Читаем В двух шагах от рая полностью

В полутьме очерчивались силуэты бронемашин роты.

…все повторяется… тогда тоже была операция, горы, духи…

Рваные мысли звали вернуться назад, пестрые, колючие, болезненные и совершенно не ко времени выплывшие воспоминания досаждали, пока он курил.

…Бензозаправщик отъехал от последней вертушки, прогромыхав по аэродромному железу. По команде, отдыхавшие на поле за взлетно-посадочной полосой десантники, цепочками, навьюченные и горбатые от поклажи, с автоматами и пулеметами наперевес направились к вертолетам. Один за другим исчезали в чреве, устраивались внутри, глазели в иллюминаторы.

Погрузились. Ми-8-ые вырулили на взлетную полосу, попрыгали, щупая воздух, ровно боксеры перед боем, разогревая мускулы, покатились по бетонке, набирая скорость, будто и взлетать не собирались, и, хорошенько разбежавшись, оторвались, запорхали, взяли влево.

…замелькали поля под вертолетами, как клетки шахматной доски,

которые зачем-то сдвинули с мест, нарушив, таким образом, четкий

порядок, лоскутки зазеленели, тень вертушки прыгает по земле,

скачет, то увеличиваясь в размерах, то уменьшаясь, кишлак,

виноградники, речка, вертушка потянула вверх, набирает высоту,

забираясь в предгорья…


…и «восьмерка», как большой зеленый головастик… только секунду

назад летевшая параллельным курсом, такая грозная,

изготовившаяся к бою, рухнула вниз…


…срезали налету, точно утку на зорьке поджидали…


…факел! раздался взрыв и вспыхнул факел!..

Обуглившиеся трупы, разбросанные в дымящихся остатках вертолета.

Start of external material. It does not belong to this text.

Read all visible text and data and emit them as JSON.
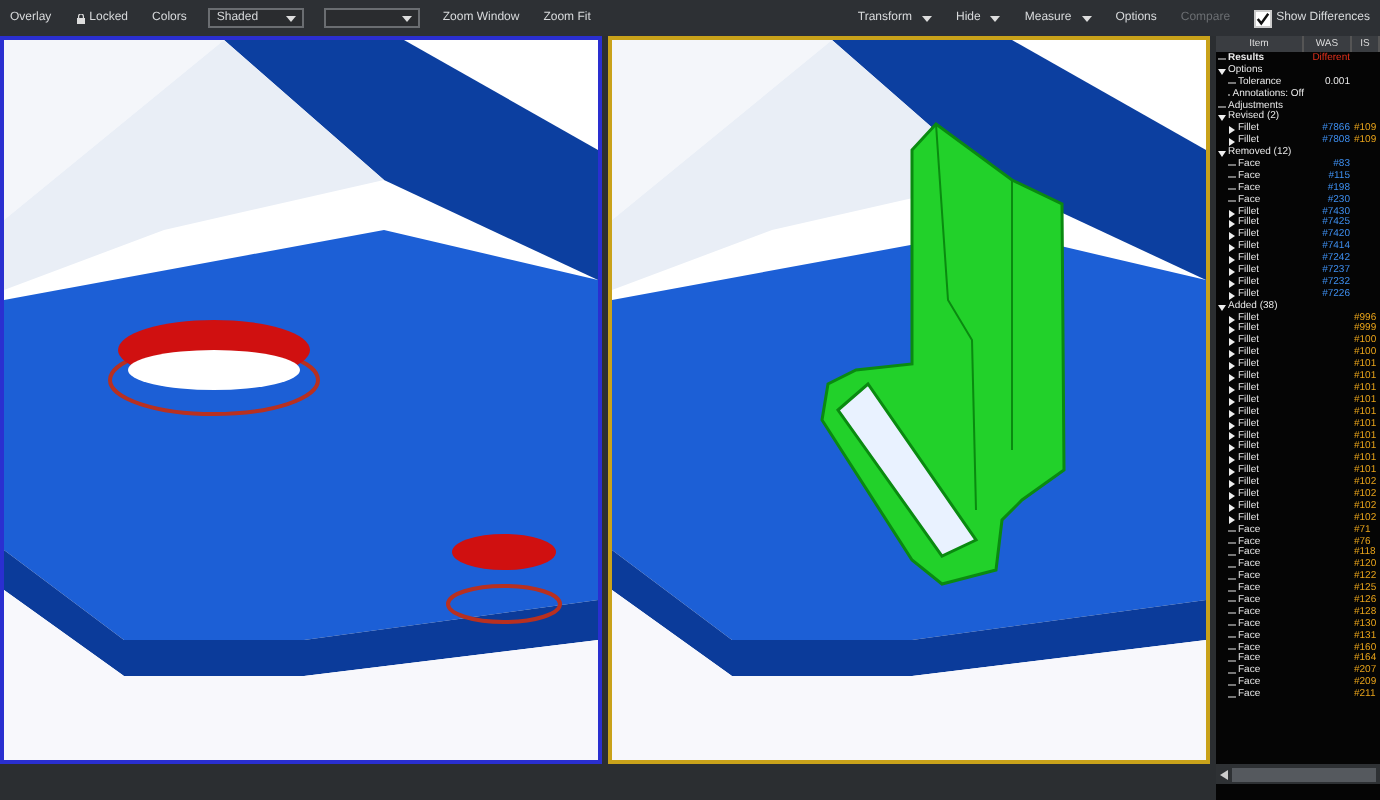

…сладкий запах человеческого мяса…

Заживо сгорели. Никто не спасся.

…и после этих боевых не досчитаются многих… и кто-нибудь

подведет черту: столько-то убитых, столько-то раненых… и ничего не

изменится на свете… и какой-нибудь глупый лейтенант, подойдет к

костру и будет расспрашивать про потери…

Он подошел тогда на огонек, лейтенант из мотострелков, защебетал о героических похождениях Баграмской дивизии, потом спросил:

– У вас какие потери?

– Пятерых сегодня потеряли в полку.

– Это что! – гордо сказал лейтенант. – У нас уже семнадцать погибших! На фугасе сразу шесть человек подорвались вчера!

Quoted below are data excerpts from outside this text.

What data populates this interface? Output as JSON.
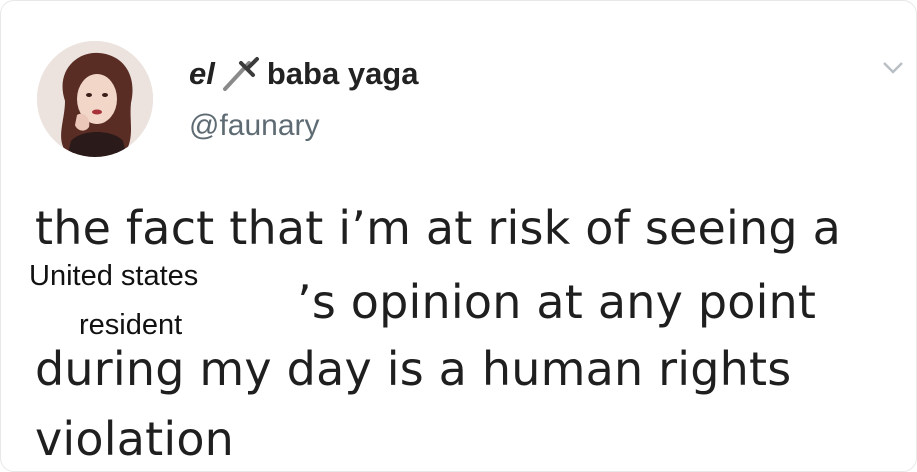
{
  "tweet": {
    "display_name_part1": "el",
    "display_name_part2": "baba yaga",
    "handle": "@faunary",
    "lines": [
      "the fact that i’m at risk of seeing a",
      "’s opinion at any point",
      "during my day is a human rights",
      "violation"
    ],
    "overlay": {
      "line1": "United states",
      "line2": "resident"
    }
  },
  "icons": {
    "name_emoji": "dagger-icon",
    "menu": "chevron-down-icon"
  },
  "colors": {
    "text": "#1f1f1f",
    "handle": "#5f6b73",
    "background": "#ffffff"
  }
}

Непонятно было, на что он рассчитывал. Возможно, ожидал, что все решат, что однополчане его действительно умеют воевать, и что брошены они были в самое что ни на есть пекло.

Никто не ответил лейтенанту.

В Кабуле купил Шарагин водки, часа три парились, усталость и мысли недобрые выгоняли с потом.

– Штаны последние продай, а после бани выпей, – хлестал Зебрев по раскрасневшейся спине Шарагина. – Улю-улю! Кто так говорил? Петр Первый говорил!

А когда пили традиционный третий тост, поймал себя Шарагин на мысли, что «галерея» портретов погибших приумножилась. Первым в «галерее» значился сержант Панасюк, на койке которого после той злосчастной операции долго стояла увеличенная с военного билета и от того немного размытая фотография, последним… Последним был…

…Николай… как же так получилось?.. почему именно он?..

И сам себе ответил Шарагин:

…выпал его жребий…


Как наяву представлял он лица погибших – солдатиков, которые так и не стали мужчинами, лица лейтенантов, тоже отчасти мальчишек, лица хмурых капитанов – лица людей, составлявших низовье, костяк армии.

За счет солдат, лейтенантов и капитанов армия жила еще, и побеждала иногда. Именно они держали на плечах весь груз армейский.

Не будь этих изношенных от службы армейской, беспокойной и надрывной, и от водки, и от войны капитанов, не будь лейтенантов, и простых парней из российской глубинки,

…неотесанных недоучек, без царя в голове, простых, как

паровозный гудок…

давно бы кончилась Советская Армия…

Шарагин наступил на окурок, отправился укладываться. Уже не видно было не зги.

…все в прошлом… не вовремя вспомнилось…

Он залез в спальный мешок, и скоро заснул, несмотря на солдатские копошения в потемках; шум, ругань и крики, которые словно вдыхали в лагерь жизнь, создавали иллюзию большого города, далекого от войны, и убаюкивали.